Calculating Area and Circumference of a Circle

Example 1. Find the area of the circle. Use \( \frac{22}{7} \) for \( \pi \).

Solution:

Estimate \( 3\times 8^2=3\times 64=192 \)

The area of the circle, \( A=\pi r^2 \)

                                        \( =\frac{22}{7}\times 8^2 \)    (Substitute \( \frac{22}{7} \) for \( \pi \)  and 8 for ‘r’)

                                        \( =\frac{22}{7}\times 64 \)    (Evaluate \( 8^2 \) and divide out the common factor)

                                        \( =201.14 \)      (Multiply)

The area is about 201 square centimeters. It’s reasonable compared to the estimated value of \(192 \sim 201.14 \).

Example 2. Find the area of the circle. Use 3.14 for \( \pi \).

Solution:

Estimate \( 3\times 14^2=3\times 196=588 \)

The radius is \( \frac{22}{8}=14 \) inches.

The area of the circle, \( A=\pi r^2 \)

                                        \( =3.14\times 14^2 \)    (Substitute 3.14 for \( \pi \)  and 14 for ‘r’)

                                        \( =3.14\times 196 \)    (Evaluate \( 14^2 \) and divide out the common factor)

                                        \( =615.44 \)           (Multiply)

The area is about 615 square centimeters. It’s reasonable compared with the estimated value \(588 \sim 615.44 \).

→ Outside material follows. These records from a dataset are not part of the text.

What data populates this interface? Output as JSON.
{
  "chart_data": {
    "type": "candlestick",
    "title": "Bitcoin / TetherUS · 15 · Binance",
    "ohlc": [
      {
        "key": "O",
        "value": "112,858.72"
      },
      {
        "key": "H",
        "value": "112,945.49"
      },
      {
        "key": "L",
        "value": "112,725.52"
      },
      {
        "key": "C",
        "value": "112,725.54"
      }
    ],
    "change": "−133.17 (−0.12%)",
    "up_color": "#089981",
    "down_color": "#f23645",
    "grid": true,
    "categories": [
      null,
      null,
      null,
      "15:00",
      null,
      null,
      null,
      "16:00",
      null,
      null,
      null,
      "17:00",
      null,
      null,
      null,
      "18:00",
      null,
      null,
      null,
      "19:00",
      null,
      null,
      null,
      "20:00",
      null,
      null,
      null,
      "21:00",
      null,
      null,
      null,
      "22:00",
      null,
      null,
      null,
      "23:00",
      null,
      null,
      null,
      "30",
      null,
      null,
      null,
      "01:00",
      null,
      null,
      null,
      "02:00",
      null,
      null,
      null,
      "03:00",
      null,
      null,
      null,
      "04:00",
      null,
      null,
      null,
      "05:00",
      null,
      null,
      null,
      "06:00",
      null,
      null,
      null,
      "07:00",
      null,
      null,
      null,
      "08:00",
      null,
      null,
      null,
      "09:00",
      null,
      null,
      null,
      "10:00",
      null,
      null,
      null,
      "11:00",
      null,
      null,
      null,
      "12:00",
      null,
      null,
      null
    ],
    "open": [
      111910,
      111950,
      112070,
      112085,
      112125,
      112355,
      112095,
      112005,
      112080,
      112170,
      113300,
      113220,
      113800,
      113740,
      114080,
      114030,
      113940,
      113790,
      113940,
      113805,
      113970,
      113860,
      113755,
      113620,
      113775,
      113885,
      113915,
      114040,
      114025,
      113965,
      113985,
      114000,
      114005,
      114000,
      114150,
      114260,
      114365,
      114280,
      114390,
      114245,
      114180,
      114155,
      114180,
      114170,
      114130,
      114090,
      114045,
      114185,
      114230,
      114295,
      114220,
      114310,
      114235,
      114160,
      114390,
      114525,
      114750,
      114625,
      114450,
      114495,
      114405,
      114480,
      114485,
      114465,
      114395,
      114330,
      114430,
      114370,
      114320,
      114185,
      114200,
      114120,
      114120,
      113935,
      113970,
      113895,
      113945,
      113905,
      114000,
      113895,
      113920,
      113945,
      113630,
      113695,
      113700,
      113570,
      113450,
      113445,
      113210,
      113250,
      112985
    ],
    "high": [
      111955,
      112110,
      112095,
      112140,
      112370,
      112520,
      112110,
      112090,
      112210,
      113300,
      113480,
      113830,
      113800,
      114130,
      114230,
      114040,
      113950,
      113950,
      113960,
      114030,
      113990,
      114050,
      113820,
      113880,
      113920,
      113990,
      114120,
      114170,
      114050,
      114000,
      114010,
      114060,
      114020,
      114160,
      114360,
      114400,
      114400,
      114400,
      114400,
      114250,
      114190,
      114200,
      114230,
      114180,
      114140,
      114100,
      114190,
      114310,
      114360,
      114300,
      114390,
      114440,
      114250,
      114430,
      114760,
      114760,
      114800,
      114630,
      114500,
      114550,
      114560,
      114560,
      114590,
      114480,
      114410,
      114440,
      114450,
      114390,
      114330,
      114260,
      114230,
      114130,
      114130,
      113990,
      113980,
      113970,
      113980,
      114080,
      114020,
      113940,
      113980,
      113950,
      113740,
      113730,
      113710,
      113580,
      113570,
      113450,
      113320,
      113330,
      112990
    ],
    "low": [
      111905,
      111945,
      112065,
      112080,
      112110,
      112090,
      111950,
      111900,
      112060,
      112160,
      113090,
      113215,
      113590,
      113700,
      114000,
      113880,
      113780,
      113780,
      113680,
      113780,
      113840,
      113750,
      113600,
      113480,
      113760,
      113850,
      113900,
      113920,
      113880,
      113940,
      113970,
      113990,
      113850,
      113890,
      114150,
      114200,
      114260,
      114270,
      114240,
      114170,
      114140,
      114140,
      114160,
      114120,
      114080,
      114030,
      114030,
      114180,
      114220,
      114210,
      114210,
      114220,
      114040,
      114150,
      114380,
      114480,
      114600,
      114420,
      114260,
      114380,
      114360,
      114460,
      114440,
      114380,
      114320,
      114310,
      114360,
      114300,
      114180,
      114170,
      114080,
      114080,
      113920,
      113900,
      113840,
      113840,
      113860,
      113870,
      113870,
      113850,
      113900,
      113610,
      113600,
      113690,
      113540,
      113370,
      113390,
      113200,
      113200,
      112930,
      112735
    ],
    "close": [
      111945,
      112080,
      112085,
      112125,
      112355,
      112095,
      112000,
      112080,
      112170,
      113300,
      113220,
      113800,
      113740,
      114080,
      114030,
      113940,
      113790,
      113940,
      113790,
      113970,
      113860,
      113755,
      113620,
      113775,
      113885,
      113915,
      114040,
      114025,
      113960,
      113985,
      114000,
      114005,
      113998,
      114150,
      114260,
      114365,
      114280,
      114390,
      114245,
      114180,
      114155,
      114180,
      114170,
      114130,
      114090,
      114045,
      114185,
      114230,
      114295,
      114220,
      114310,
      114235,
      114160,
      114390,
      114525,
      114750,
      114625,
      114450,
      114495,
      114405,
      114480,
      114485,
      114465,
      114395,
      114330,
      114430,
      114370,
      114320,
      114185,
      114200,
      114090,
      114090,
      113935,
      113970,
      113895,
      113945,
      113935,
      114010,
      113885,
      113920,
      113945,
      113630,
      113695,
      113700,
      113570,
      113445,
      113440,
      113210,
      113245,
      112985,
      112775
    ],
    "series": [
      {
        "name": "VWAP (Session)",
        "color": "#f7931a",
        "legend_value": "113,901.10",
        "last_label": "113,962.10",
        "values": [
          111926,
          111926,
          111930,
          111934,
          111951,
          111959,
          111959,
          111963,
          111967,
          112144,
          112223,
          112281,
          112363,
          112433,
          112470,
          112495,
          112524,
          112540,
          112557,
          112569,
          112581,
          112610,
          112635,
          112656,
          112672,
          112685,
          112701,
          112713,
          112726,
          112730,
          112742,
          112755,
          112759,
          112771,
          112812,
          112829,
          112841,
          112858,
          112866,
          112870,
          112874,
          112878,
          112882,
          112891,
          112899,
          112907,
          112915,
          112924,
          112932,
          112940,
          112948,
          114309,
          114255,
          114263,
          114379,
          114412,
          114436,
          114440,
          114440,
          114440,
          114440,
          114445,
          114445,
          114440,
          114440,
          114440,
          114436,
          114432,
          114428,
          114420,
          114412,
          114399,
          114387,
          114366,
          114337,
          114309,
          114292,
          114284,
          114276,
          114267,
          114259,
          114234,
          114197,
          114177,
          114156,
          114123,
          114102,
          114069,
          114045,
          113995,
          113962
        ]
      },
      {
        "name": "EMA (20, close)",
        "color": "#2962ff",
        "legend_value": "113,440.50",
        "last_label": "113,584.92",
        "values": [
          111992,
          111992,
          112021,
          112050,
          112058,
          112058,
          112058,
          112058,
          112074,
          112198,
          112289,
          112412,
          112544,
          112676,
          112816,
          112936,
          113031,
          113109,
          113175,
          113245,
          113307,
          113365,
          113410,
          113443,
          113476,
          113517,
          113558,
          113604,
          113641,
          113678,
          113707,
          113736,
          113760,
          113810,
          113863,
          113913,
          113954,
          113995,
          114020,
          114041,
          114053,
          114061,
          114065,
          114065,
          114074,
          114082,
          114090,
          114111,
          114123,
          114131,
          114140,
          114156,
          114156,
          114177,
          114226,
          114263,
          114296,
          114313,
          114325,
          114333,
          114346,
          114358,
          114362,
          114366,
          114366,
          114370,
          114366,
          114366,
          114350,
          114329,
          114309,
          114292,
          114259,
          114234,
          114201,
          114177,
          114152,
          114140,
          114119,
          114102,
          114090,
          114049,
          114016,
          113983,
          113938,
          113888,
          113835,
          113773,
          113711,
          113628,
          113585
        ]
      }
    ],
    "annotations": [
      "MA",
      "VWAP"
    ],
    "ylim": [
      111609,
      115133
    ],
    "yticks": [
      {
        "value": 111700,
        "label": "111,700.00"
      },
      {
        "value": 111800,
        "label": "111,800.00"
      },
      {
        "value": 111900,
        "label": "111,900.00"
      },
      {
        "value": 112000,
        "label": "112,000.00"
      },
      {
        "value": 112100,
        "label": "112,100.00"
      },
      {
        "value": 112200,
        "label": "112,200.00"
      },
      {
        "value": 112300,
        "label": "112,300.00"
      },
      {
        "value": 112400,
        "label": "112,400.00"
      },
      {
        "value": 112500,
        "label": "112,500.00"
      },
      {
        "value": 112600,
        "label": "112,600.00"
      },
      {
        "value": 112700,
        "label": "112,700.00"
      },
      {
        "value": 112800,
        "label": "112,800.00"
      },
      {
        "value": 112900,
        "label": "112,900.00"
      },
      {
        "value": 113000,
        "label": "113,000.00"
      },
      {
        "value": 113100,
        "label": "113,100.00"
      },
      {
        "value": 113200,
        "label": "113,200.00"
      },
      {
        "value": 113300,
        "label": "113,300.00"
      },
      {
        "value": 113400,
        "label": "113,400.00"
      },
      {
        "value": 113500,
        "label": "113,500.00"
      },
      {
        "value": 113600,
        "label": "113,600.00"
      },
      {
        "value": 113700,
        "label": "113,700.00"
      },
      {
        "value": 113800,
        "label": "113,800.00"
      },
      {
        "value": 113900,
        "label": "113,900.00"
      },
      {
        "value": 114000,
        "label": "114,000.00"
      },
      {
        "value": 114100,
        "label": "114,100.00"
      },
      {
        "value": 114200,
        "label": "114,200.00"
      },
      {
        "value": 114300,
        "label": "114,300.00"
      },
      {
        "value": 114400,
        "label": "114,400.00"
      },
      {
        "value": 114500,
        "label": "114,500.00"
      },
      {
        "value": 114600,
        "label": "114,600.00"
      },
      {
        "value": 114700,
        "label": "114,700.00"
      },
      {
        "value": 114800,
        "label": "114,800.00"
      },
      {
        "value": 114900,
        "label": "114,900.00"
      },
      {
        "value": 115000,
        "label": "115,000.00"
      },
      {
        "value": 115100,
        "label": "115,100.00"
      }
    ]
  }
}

Example 3. Find the area of a semicircle? From the given figure:

Solution:

The area of the semicircle is one-half the area of a circle with a diameter of 40 feet. The radius of the circle is \( \frac{40}{2}=20 \) feet.

\( \frac{A}{2}=\frac{\pi r^2}{2} \)                (Divided the area by 2)

     \( =\frac{3.14\times 20\times 20}{2} \)     (Substitute 3.14 for \( \pi \)  and 20 for ‘r’)

     \( =\frac{3.14\times 400}{2} \)         (Evaluate 20 square)

     \( =628 \)                (Simplified)

So, the area of the semicircle is about 628 square feet.